You will recall that I bought trousers and drank two glasses of whisky in a pub – while watching a football match on television! Well, the sybaritic life didn’t end there. After the football and the whisky, I felt peckish.

Normally, a decent and upstanding fellow’s culinary yearnings turn to fish and chips but, rendered light-headed by the city’s dazzling lights and numerous diversions, I decided that I fancied … a curry.

A small voice in my head warned me that I was taking things too far. But I pressed on regardless, scouring the wet streets for an Indian restaurant, which by chance I found right swiftly and, worse still, went inside.

I should interrupt the pulse-racing pace of this narrative to avail you of a couple of background facts that will only increase your sense of excitement and incredulity. One, I hadn’t been to an Indian restaurant for several years.

Two, I decided long ago that I was never eating alone in a restaurant again. It’s just too uncomfortable, because other diners don’t just look at you askance, they stare at you with bovine expressions. Frequent offenders in this latter regard are those couples who never say a word to each other and to whom you provide a fascinating diversion.

Worse offenders still are the staff who come out and sit in a line to stare at you.

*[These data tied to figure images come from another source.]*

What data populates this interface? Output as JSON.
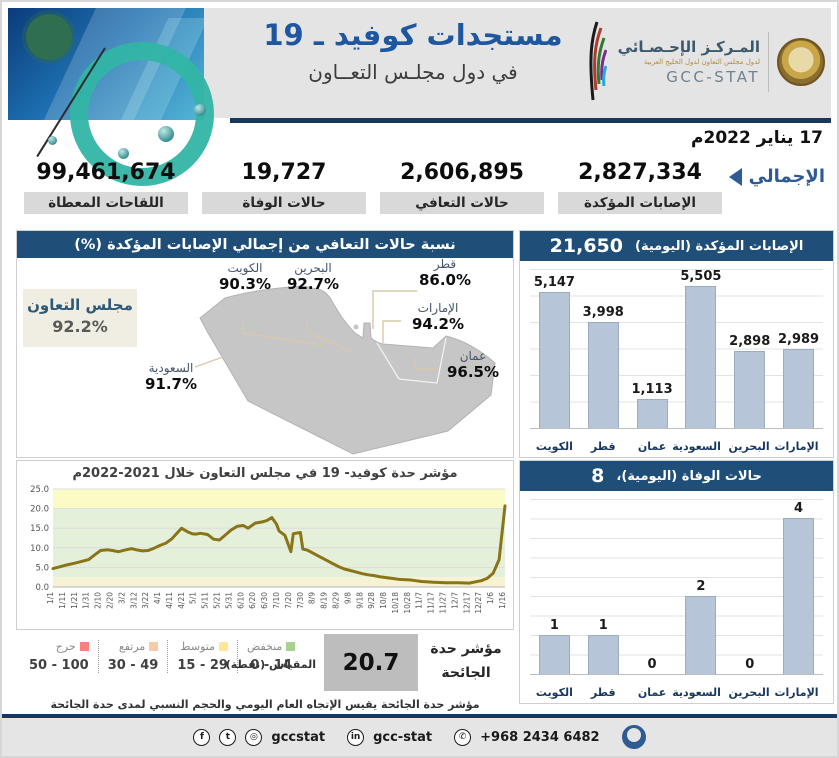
{
  "header": {
    "title_line1": "مستجدات كوفيد ـ 19",
    "title_line2": "في دول مجلـس التعــاون",
    "org_name_ar": "المـركـز الإحـصـائي",
    "org_sub_ar": "لدول مجلس التعاون لدول الخليج العربية",
    "org_name_en": "GCC-STAT"
  },
  "date_line": "17 يناير 2022م",
  "totals": {
    "label": "الإجمالي",
    "items": [
      {
        "value": "2,827,334",
        "label": "الإصابات المؤكدة"
      },
      {
        "value": "2,606,895",
        "label": "حالات التعافي"
      },
      {
        "value": "19,727",
        "label": "حالات الوفاة"
      },
      {
        "value": "99,461,674",
        "label": "اللقاحات المعطاة"
      }
    ]
  },
  "recovery_map": {
    "title": "نسبة حالات التعافي من إجمالي الإصابات المؤكدة (%)",
    "gcc_label": "مجلس التعاون",
    "gcc_value": "92.2%",
    "countries": [
      {
        "name": "الكويت",
        "value": "90.3%"
      },
      {
        "name": "البحرين",
        "value": "92.7%"
      },
      {
        "name": "قطر",
        "value": "86.0%"
      },
      {
        "name": "الإمارات",
        "value": "94.2%"
      },
      {
        "name": "عمان",
        "value": "96.5%"
      },
      {
        "name": "السعودية",
        "value": "91.7%"
      }
    ]
  },
  "chart_data": [
    {
      "type": "bar",
      "title": "الإصابات المؤكدة (اليومية)",
      "total_label": "21,650",
      "categories": [
        "الكويت",
        "قطر",
        "عمان",
        "السعودية",
        "البحرين",
        "الإمارات"
      ],
      "values": [
        5147,
        3998,
        1113,
        5505,
        2898,
        2989
      ],
      "value_labels": [
        "5,147",
        "3,998",
        "1,113",
        "5,505",
        "2,898",
        "2,989"
      ],
      "ylim": [
        0,
        6000
      ],
      "gridline_step": 1000,
      "legend_position": "none"
    },
    {
      "type": "bar",
      "title": "حالات الوفاة (اليومية)،",
      "total_label": "8",
      "categories": [
        "الكويت",
        "قطر",
        "عمان",
        "السعودية",
        "البحرين",
        "الإمارات"
      ],
      "values": [
        1,
        1,
        0,
        2,
        0,
        4
      ],
      "value_labels": [
        "1",
        "1",
        "0",
        "2",
        "0",
        "4"
      ],
      "ylim": [
        0,
        4.5
      ],
      "gridline_step": 0.5,
      "legend_position": "none"
    },
    {
      "type": "line",
      "title": "مؤشر حدة كوفيد- 19 في مجلس التعاون خلال 2021-2022م",
      "xlabel": "",
      "ylabel": "",
      "ylim": [
        0,
        25
      ],
      "y_ticks": [
        0,
        5,
        10,
        15,
        20,
        25
      ],
      "x_labels": [
        "1/1",
        "1/11",
        "1/21",
        "1/31",
        "2/10",
        "2/20",
        "3/2",
        "3/12",
        "3/22",
        "4/1",
        "4/11",
        "4/21",
        "5/1",
        "5/11",
        "5/21",
        "5/31",
        "6/10",
        "6/20",
        "6/30",
        "7/10",
        "7/20",
        "7/30",
        "8/9",
        "8/19",
        "8/29",
        "9/8",
        "9/18",
        "9/28",
        "10/8",
        "10/18",
        "10/28",
        "11/7",
        "11/17",
        "11/27",
        "12/7",
        "12/17",
        "12/27",
        "1/6",
        "1/16"
      ],
      "points": [
        [
          0,
          4.7
        ],
        [
          1,
          5.5
        ],
        [
          2,
          6.2
        ],
        [
          3,
          7.0
        ],
        [
          3.5,
          8.2
        ],
        [
          4,
          9.3
        ],
        [
          4.6,
          9.5
        ],
        [
          5,
          9.3
        ],
        [
          5.5,
          9.0
        ],
        [
          6,
          9.4
        ],
        [
          6.6,
          9.8
        ],
        [
          7,
          9.5
        ],
        [
          7.5,
          9.2
        ],
        [
          8,
          9.3
        ],
        [
          8.5,
          9.9
        ],
        [
          9,
          10.6
        ],
        [
          9.5,
          11.2
        ],
        [
          10,
          12.3
        ],
        [
          10.8,
          15.0
        ],
        [
          11.3,
          14.1
        ],
        [
          11.7,
          13.6
        ],
        [
          12,
          13.5
        ],
        [
          12.4,
          13.7
        ],
        [
          13,
          13.4
        ],
        [
          13.5,
          12.2
        ],
        [
          14,
          12.0
        ],
        [
          14.5,
          13.3
        ],
        [
          15,
          14.6
        ],
        [
          15.5,
          15.5
        ],
        [
          16,
          15.7
        ],
        [
          16.4,
          15.0
        ],
        [
          17,
          16.3
        ],
        [
          17.6,
          16.6
        ],
        [
          18,
          17.0
        ],
        [
          18.4,
          17.7
        ],
        [
          18.8,
          16.0
        ],
        [
          19,
          14.3
        ],
        [
          19.5,
          13.2
        ],
        [
          20,
          9.0
        ],
        [
          20.2,
          13.6
        ],
        [
          20.8,
          13.9
        ],
        [
          21,
          9.7
        ],
        [
          21.4,
          9.4
        ],
        [
          22,
          8.4
        ],
        [
          22.5,
          7.6
        ],
        [
          23,
          6.8
        ],
        [
          23.5,
          6.0
        ],
        [
          24,
          5.2
        ],
        [
          24.5,
          4.6
        ],
        [
          25,
          4.2
        ],
        [
          25.5,
          3.8
        ],
        [
          26,
          3.4
        ],
        [
          26.5,
          3.1
        ],
        [
          27,
          2.9
        ],
        [
          27.5,
          2.6
        ],
        [
          28,
          2.4
        ],
        [
          28.5,
          2.2
        ],
        [
          29,
          2.0
        ],
        [
          29.5,
          1.9
        ],
        [
          30,
          1.8
        ],
        [
          30.5,
          1.6
        ],
        [
          31,
          1.4
        ],
        [
          31.5,
          1.3
        ],
        [
          32,
          1.2
        ],
        [
          33,
          1.1
        ],
        [
          34,
          1.1
        ],
        [
          35,
          1.0
        ],
        [
          36,
          1.6
        ],
        [
          36.5,
          2.2
        ],
        [
          37,
          3.5
        ],
        [
          37.5,
          7.0
        ],
        [
          38,
          20.7
        ]
      ],
      "bands": [
        {
          "from": 20,
          "to": 25,
          "color": "#fbfbc6"
        },
        {
          "from": 2.5,
          "to": 20,
          "color": "#e5f0db"
        },
        {
          "from": 0,
          "to": 2.5,
          "color": "#f6f2d3"
        }
      ],
      "line_color": "#8a7418",
      "grid": true,
      "legend_position": "none"
    }
  ],
  "severity": {
    "label_line1": "مؤشر حدة",
    "label_line2": "الجائحة",
    "current_value": "20.7",
    "scale_label": "المقياس (نقطة)",
    "scale": [
      {
        "name": "منخفض",
        "range": "0 - 14",
        "color": "#a9d08e"
      },
      {
        "name": "متوسط",
        "range": "15 - 29",
        "color": "#ffe699"
      },
      {
        "name": "مرتفع",
        "range": "30 - 49",
        "color": "#f8cbad"
      },
      {
        "name": "حرج",
        "range": "50 - 100",
        "color": "#ff7c80"
      }
    ],
    "footnote": "مؤشر حدة الجائحة يقيس الإتجاه العام اليومي والحجم النسبي لمدى حدة الجائحة"
  },
  "footer": {
    "social_handle": "gccstat",
    "website_handle": "gcc-stat",
    "phone": "+968 2434 6482"
  },
  "colors": {
    "panel_header": "#1f4e79",
    "bar_fill": "#b7c5d8",
    "accent_blue": "#1e56a0",
    "rule_blue": "#17375e",
    "map_gray": "#c6c6c6",
    "line_color": "#8a7418",
    "value_box_gray": "#bdbdbd"
  }
}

In both instances, they don’t even blink when you stare back at them. They just carry on, as if in a trance.

Well, this news just in: it’s rude to stare. You’d have thought that rudimentary. But some people just aren’t well brung up, ken?

On this night in the city, I poo-poohed such concerns and breenged into the restaurant as if I had every right to be there. It was busy and I was shown a table in the corner. I said, “Yes, that’s a table, all right”, and asked if there were any other furnishings they wanted to show me.

No, really, I took my seat, ordered their best food and filled my face. They give you too much, of course, and, with the odd rare exception, the food in these types of restaurant is pretty much the same wherever you go. And that is reassuring.

Oddly enough, though, no one stared at me. They just got on with their meals and conversations, which was rather irritating. Don’t they know it’s rude to ignore people?

My table, indeed, was side-on to a couple, and I think they found it uncomfortable having me sitting there like an uninvited guest, wiping sauce off my beard with the napkin and bursting into song from time to time.

But, as with going into a pub on my own and buying trousers in a big shop, I felt quite proud of myself, a man of the world who dealt head-on with life’s challenges.

I cannot think that I will be repeating any of these adventures any time soon. Perhaps in a year or so, when I get a strange yearning for new trousers and food that doesn’t come with chips.